(Story updated to add Cramer's Lightning Round picks, responses to "Mad Tweets," and concluding remarks. NEW YORK ( TheStreet) -- The best investor is a successful one, Jim Cramer told his "Mad Money" TV show viewers Monday. And if that's true, he argued investors who are overly cautious about the markets aren't bringing their "A" game. Cramer said investors have been taught over the past few years that being overly cautious was the right thing to be, but that thinking no longer applies to today's markets. He said the market's current rally isn't a narrow one, it's broad-based, and it's not a two-day move higher and it's lasted for weeks. And that, he said, make it prudent not to be scared and to embrace the move. But Cramer said he finds himself alone in championing the stock market. The president isn't promoting stocks because of high unemployment, despite the fact that stocks are up 58% since he first took office. The Federal Reserve is also cautious and continues to be downbeat on the U.S. economy. Even the brokerages are laying low, noted Cramer. Despite countless calls that earnings estimates are too low for countless companies, analysts are afraid to upgrade their estimates or to promote stocks in any big way. Corporate executives aren't faring any better, said Cramer, as they too are fearful of setting expectations too high, even though the first quarter of 2012 is proving to be a blockbuster for many companies. So with no one else stepping up, Cramer said he stands alone, telling investors that this rally is for real and now is not the time to step away. Instead he said it's the time to buy into some great companies that are still trading far too cheaply. "Do not give up," he concluded, this move higher is not over yet.
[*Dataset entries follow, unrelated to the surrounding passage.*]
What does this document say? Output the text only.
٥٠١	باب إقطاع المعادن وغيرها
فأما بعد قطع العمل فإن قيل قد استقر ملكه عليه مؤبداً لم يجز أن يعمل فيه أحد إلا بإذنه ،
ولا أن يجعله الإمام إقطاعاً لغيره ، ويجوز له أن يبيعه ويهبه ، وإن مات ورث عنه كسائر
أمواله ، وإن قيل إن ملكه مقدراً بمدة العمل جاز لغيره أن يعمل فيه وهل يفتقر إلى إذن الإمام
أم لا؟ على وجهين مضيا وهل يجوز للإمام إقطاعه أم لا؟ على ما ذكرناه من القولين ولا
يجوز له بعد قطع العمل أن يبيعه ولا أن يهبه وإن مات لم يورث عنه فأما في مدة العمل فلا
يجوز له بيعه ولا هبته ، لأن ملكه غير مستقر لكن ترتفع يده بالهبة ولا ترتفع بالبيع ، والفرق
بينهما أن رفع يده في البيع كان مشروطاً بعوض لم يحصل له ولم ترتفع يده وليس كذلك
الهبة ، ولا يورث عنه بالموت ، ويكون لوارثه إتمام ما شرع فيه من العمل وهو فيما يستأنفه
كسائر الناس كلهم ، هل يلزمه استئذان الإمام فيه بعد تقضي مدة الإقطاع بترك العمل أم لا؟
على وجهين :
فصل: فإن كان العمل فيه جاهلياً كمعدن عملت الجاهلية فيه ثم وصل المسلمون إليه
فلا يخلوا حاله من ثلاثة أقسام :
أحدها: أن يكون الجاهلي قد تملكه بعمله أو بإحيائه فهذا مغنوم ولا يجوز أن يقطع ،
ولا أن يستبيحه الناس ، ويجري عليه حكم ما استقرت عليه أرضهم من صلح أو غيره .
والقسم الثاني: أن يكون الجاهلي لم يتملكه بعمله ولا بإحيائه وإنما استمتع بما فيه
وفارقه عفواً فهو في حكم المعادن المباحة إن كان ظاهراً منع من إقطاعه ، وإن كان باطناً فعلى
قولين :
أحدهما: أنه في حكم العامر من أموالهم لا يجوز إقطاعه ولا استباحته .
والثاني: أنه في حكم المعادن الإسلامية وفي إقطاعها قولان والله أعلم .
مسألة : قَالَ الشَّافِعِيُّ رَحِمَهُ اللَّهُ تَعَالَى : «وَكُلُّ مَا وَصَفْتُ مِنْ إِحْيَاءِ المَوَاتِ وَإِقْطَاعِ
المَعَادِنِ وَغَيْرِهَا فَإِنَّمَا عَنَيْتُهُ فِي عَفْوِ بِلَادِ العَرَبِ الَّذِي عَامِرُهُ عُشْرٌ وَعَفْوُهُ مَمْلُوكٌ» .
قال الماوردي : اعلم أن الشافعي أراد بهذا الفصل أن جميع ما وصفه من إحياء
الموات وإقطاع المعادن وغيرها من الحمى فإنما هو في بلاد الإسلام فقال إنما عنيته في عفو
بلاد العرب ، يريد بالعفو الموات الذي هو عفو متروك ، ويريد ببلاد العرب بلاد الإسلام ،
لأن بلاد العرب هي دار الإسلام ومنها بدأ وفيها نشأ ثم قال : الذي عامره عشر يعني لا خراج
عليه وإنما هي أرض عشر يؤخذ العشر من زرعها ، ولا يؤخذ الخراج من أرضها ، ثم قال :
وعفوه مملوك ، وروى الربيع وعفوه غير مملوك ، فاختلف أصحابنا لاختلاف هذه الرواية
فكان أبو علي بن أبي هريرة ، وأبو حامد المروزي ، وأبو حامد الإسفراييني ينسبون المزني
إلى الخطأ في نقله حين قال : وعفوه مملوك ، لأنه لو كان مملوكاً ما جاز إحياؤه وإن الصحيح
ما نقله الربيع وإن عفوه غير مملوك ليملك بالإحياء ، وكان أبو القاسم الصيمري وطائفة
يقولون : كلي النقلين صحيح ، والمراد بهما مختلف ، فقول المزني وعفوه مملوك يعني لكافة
Big BuybackIn the "Executive Decision" segment, Cramer once again sat down with Martin Franklin, the executive chairman of Jarden ( JAH), the largest sporting goods company on earth, as well as being a major player in small appliances. Jarden recently conducted a massive stock repurchase program, reducing its overall share count by 13%. Franklin said that Jarden wanted to do something that would get its stock noticed by investors and its massive buyback accomplished that goal. He said the company generated enormous cash flow and will likely generate $450 million in free cash flow this year. When asked about the current earnings estimates for the stock, Franklin said he's comfortable with Wall Street forecasts. Turning to the company's businesses, Franklin reiterated that diversification is a major strength for Jarden. He said the company has enjoyed six consecutive quarters of organic growth thanks in past to a $1 million per day investment into its brands. For brands like Coleman, known for its outdoor gear, that meant expanding into LED flashlights, where the company is now the No. 3 player in that market. Franklin was equally bullish on Jarden's technical apparel segment, another aspect of the company that's growing in the double-digits, but still has lots of room to grow as it broadens its product offerings. Franklin was also bullish on their Rawlings brand of sporting goods ahead of the upcoming baseball season. Finally, when asked why company management sold shares into its recent buyback, Franklin explained that the company wanted to encourage investors to tender some of their shares. He said that's why company management participated in the offer. That move did not indicate that company executives are any less bullish on the company however. Cramer said that normally he's not a fan of buybacks, but in the case of Jarden, where share prices are rocketing higher, he's willing to make an exception.
Great Turnaround StoryIn the second "Executive Decision" segment, Cramer also sat down with Bob Benmosche, president and CEO of American International Group ( AIG), a company that turned a corner in August, 2009 and has now become one of the greatest turnaround stories, thanks to excellent management. Benmosche said that when he took the reigns at AIG, the company had great people, great assets and a reputation of knowing their businesses very well. He reminded viewers that out of 44,000 overall trades that AIG made, only 121 went bad during the the height of the financial crisis. Benmosche said that despite incredible criticism, the people of AIG were giving the freedom to act and were able to fix the company's problems. Benmosche also discussed the company's plans to diversify itself and not become overly concentrated in any one area. He said the "win big, lose big" strategy is no longer in place at AIG and the company views diversification as a means to better debt ratings and more flexibility to thrive in any economic environment. When asked about the government's stake in the company, Benmosche said that the government hasn't been a problem for AIG. He said the government lets AIG run its company. Overall, Benmosche made the bold claim that U.S. taxpayers will see a $5 to $10 billion profit on their investment into AIG. Cramer closed by once again saying that AIG is perhaps the greatest turnaround of our time. He told investors to stick with the company.